Key Takeaways:
A criminal defense lawyer can affect whether a case is dismissed, charges are reduced, or someone is convicted. People who handle a criminal case on their own often miss important deadlines, say the wrong thing to police, or agree to plea deals without fully understanding the long-term consequences.
“It’s just one charge. Maybe I can handle it myself.” Every year, thousands of Florida residents have that thought after a misdemeanor or felony arrest. Some accept a quick plea at first appearance. Others try to represent themselves through trial. By the time the long-term consequences appear, a denied job, a suspended license, a firearm prohibition, or an immigration hold, the chance to change the outcome is long gone.
The question is rarely whether you can technically represent yourself. The question is what that representation actually means inside the 17th Judicial Circuit of Florida and what it costs when the case is over.
Table of Contents
What a Florida Criminal Defense Attorney Actually Does
Florida criminal defense attorney Dave Simmons’ work begins before charges are filed and continues through every stage of the process:
- Reviewing the arrest affidavit, body-worn camera footage, and discovery materials.
- Engaging with prosecutors before formal charging decisions are made.
- Challenging the legality of stops, searches, and arrests.
- Filing motions to suppress evidence and dismiss charges.
- Negotiating reductions or alternative resolutions short of trial.
- Preparing the case for trial if no fair resolution is reached.
Dave also identifies collateral consequences such as professional licensing risk, firearm rights, and eligibility for record sealing or expungement to structure the defense around the client’s full picture rather than just the immediate case.
Real Risks of Going Without an Attorney
Self-representation in a Florida criminal case is allowed, but the risks are real:
- Missed deadlines. A DUI arrest triggers a 10-day window to request a formal review hearing with DHSMV. Miss it, and the license suspension becomes permanent and unchallengeable.

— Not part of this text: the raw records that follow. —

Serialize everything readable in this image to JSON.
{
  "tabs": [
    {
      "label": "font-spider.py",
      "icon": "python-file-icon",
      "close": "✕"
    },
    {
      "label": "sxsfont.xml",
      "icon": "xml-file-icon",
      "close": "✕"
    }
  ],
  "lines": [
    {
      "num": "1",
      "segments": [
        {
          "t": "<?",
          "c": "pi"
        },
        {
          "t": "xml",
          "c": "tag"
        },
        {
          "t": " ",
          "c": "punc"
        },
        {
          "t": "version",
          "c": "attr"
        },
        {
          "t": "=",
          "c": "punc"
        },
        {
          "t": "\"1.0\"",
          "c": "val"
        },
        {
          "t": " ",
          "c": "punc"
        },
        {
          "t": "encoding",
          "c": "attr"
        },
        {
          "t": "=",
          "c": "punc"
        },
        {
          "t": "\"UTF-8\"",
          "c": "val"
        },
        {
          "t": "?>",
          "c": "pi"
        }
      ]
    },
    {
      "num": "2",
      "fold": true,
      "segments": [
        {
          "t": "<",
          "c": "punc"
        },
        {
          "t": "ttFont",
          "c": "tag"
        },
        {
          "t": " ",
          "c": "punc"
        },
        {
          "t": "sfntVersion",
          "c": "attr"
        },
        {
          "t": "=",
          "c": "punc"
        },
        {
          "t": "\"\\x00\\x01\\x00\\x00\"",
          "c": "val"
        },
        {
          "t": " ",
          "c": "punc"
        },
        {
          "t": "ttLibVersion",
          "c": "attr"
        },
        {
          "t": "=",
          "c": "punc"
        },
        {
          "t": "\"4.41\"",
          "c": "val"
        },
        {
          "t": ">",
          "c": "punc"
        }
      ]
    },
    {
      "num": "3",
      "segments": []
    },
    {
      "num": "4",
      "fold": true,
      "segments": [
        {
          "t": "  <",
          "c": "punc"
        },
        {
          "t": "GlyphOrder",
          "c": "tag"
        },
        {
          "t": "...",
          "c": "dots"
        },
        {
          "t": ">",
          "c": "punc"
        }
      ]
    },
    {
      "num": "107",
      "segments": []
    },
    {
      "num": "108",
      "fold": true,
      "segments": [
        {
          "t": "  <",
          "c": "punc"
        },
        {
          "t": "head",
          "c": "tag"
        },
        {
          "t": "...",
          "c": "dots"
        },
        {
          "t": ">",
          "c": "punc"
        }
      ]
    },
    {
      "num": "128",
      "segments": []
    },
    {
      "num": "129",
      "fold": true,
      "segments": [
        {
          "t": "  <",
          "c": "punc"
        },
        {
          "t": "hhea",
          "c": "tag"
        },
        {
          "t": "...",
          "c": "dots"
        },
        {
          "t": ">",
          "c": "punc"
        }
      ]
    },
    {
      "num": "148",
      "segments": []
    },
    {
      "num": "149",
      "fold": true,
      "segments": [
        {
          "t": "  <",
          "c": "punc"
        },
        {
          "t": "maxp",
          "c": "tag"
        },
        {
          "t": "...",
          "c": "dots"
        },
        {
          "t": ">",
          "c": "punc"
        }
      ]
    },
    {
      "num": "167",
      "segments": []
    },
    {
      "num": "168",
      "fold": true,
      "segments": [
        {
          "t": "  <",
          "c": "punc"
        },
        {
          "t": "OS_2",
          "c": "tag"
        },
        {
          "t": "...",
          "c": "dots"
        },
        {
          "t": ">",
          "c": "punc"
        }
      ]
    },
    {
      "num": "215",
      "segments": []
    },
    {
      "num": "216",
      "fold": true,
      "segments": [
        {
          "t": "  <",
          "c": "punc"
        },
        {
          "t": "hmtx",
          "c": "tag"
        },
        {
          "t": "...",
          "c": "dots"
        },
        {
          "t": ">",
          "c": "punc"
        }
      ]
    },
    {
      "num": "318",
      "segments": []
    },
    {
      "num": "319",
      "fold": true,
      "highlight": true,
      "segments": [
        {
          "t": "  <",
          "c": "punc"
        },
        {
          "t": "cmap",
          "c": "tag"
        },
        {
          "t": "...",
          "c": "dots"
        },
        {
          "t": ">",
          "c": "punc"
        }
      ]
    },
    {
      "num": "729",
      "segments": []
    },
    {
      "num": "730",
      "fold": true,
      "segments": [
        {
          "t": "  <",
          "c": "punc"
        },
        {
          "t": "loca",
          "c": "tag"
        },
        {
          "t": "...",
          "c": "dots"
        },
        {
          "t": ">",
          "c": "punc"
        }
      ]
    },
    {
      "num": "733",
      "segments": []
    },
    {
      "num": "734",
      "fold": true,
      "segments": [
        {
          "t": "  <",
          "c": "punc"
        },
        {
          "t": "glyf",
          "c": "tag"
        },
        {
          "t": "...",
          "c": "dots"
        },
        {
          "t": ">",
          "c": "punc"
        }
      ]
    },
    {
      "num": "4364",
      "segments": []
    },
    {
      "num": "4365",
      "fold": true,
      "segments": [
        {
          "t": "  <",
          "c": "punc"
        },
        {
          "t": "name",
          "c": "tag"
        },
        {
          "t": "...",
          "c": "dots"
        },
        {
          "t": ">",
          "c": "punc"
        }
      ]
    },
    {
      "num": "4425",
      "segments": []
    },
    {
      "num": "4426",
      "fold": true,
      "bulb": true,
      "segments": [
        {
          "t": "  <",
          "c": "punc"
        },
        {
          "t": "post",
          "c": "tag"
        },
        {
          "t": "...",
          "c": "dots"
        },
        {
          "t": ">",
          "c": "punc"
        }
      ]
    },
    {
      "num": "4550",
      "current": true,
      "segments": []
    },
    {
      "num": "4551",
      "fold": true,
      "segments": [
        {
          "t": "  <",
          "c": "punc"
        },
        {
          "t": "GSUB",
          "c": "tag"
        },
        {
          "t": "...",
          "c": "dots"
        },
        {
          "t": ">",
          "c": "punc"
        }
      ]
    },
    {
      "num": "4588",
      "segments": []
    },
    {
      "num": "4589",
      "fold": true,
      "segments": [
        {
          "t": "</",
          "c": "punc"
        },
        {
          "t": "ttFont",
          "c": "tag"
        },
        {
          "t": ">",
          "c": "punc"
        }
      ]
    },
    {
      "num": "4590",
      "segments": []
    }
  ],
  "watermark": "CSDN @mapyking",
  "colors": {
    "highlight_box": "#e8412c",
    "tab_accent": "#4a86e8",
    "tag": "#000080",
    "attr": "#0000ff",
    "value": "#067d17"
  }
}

- Unintended statements. Anything said to police, jail staff, or during pretrial release becomes evidence. Defendants without counsel routinely make admissions that the State later uses at trial, sometimes without realizing the statement was incriminating.
- Plea agreements without context. A guilty plea may resolve the immediate charge while triggering deportation, professional license revocation, or a violation of probation on a separate case the defendant forgot to disclose.
- Procedural missteps. Motions must be properly drafted, filed within deadlines, and supported by evidence. A judge will not coach a self-represented defendant through the process.
Public Defender or Private Counsel?
Floridians who cannot afford to hire an attorney have a constitutional right to representation. The Broward County Public Defender’s Office provides skilled counsel to qualifying defendants.
A public defender, however, typically carries a high caseload and is often assigned to a case only after formal charges have been filed. Private counsel can engage during the pre-filing window, sometimes within hours of arrest, and devote sustained attention to a single case. The choice between the two depends on financial circumstances and the level of involvement the case requires.
Stages Where Defense Counsel Has the Most Impact
Three specific phases of a Florida criminal case offer disproportionate opportunities for defense intervention.
The Pre-Filing Window
The Broward County State Attorney’s Office reviews most arrest packets for 21 to 30 days before deciding whether to file formal charges. Strategic engagement during this window, including presenting exculpatory evidence, identifying constitutional defects, or proposing diversion, can result in a No Information dismissal before the case becomes public.
Pretrial Motions
When a successful motion excludes a breath test result, a confession, or the fruits of an unlawful search, the State’s case in a Florida felony case often collapses. Identifying and litigating these issues requires familiarity with constitutional law and the specific procedures of the 17th Judicial Circuit.
Sentencing and Resolution
If a conviction or plea is the path forward, sentencing under Florida’s Criminal Punishment Code involves a scoresheet that calculates the minimum required sentence. Mitigating evidence, alternative sentencing arguments, and structured proposals for diversion or probation can move the final sentence well below the maximum statutory exposure.
The Permanent Cost of a Conviction Without Counsel
Most Florida criminal convictions cannot be sealed or expunged. That means a guilty plea entered today can appear on background checks for the rest of a person’s life. Employment, housing, licensing, education, immigration status, and firearm rights are all touched by what shows up in a public records search.
A defense attorney’s role is not just to win the case in court. It is to position the case so the long-term record is as clean as the law allows. That positioning starts before the first hearing and continues through final disposition.